The <<operator refers to shift bits to the left. The ^ refers to the XOR operation and the character refers to the ASCII value of the character. Seems pretty straightforward.

Below is my code

unsigned int key = 0;
for (int i = 0; i < data.length(); i++) {
    key = ((key<<5) + key) ^ (int)data[i];
}
return key;

However, I keep getting ridiculous positive and negative huge numbers when i should actually get a hash value from 0 - n. n is a value set by the user beforehand. I'm not sure where things went wrong but I'm thinking it could be the XOR operation.

Any suggestions or opinions will be greatly appreciated. Thanks!


Solution

  • The output of this code is a 32-bit (or 64-bit or however wide your unsigned int is) unsigned integer. To restrict it to the range from 0 to n−1, simply reduce it modulo n, using the % operator:

    unsigned int hash = key % n;
    

    (It should be obvious that your code, as written, cannot return "a hash value from 0 - n", since n does not appear anywhere in your code.)

    In fact, there's a good reason not to reduce the hash value modulo n too soon: if you ever need to grow your hash, storing the unreduced hash codes of your strings saves you the effort of recalculating them whenever n changes.

    Finally, a few general notes on your hash function:

    • As Joachim Pileborg comments above, the explicit (int) cast is unnecessary. If you want to keep it for clarity, it really should say (unsigned int) to match the type of key, since that's what the value actually gets converted into.

    • For unsigned integer types, ((key<<5) + key) is equal to 33 * key (since shifting left by 5 bits is the same as multiplying by 25 = 32). On modern CPUs, using multiplication is almost certainly faster; on old or very low-end processors with slow multiplication, it's likely that any decent compiler will optimize multiplication by a constant into a combination of shifts and adds anyway.
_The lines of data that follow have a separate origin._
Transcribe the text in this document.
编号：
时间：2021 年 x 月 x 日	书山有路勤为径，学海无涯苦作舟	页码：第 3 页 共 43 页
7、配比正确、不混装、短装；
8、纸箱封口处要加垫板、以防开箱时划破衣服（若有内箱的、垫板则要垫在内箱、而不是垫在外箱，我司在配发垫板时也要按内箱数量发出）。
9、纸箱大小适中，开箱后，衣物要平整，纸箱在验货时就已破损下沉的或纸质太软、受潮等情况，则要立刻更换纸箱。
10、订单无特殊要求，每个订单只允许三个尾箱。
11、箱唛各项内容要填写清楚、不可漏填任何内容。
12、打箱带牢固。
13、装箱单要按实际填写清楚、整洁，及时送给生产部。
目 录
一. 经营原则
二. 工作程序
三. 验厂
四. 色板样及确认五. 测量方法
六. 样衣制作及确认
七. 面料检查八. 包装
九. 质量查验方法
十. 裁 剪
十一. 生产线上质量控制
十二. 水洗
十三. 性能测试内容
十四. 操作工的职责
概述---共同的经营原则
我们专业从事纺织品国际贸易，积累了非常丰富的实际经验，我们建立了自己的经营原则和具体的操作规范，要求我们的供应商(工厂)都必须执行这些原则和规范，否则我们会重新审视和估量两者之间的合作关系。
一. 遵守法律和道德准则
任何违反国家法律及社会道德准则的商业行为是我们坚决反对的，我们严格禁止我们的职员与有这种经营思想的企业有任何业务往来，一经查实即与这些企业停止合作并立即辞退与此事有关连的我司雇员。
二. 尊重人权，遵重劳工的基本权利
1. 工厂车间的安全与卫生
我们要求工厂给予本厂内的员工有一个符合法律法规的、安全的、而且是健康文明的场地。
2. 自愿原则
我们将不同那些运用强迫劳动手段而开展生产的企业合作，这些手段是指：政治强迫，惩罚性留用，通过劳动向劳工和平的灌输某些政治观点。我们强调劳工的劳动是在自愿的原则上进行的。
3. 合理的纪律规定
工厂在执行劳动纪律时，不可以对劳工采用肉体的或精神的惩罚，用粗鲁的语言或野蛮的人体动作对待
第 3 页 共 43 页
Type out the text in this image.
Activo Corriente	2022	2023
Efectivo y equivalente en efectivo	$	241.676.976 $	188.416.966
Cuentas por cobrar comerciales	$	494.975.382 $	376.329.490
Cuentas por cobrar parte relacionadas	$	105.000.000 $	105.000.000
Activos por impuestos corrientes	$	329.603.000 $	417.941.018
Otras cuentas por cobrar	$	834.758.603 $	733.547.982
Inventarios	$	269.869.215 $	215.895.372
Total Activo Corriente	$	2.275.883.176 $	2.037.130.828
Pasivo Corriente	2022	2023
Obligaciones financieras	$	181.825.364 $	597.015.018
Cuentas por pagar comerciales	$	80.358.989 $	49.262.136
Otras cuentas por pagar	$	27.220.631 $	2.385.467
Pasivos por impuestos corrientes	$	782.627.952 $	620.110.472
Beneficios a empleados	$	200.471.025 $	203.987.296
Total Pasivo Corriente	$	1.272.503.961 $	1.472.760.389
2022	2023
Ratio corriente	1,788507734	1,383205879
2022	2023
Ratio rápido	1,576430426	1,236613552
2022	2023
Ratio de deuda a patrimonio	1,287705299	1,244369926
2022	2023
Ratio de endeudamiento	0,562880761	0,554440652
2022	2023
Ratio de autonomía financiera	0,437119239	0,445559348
Thus, either way, expressing the operation as a multiplication is IMO preferable.

    • You don't want to call data.length() on every iteration of the loop. Call it once before the loop and store the result in a variable.

    • Initializing key to zero means that your hash value is not affected by any leading zero bytes in the string. The original version of your hash function, due to Dan Bernstein, uses a (more or less random) initial value of 5381 instead.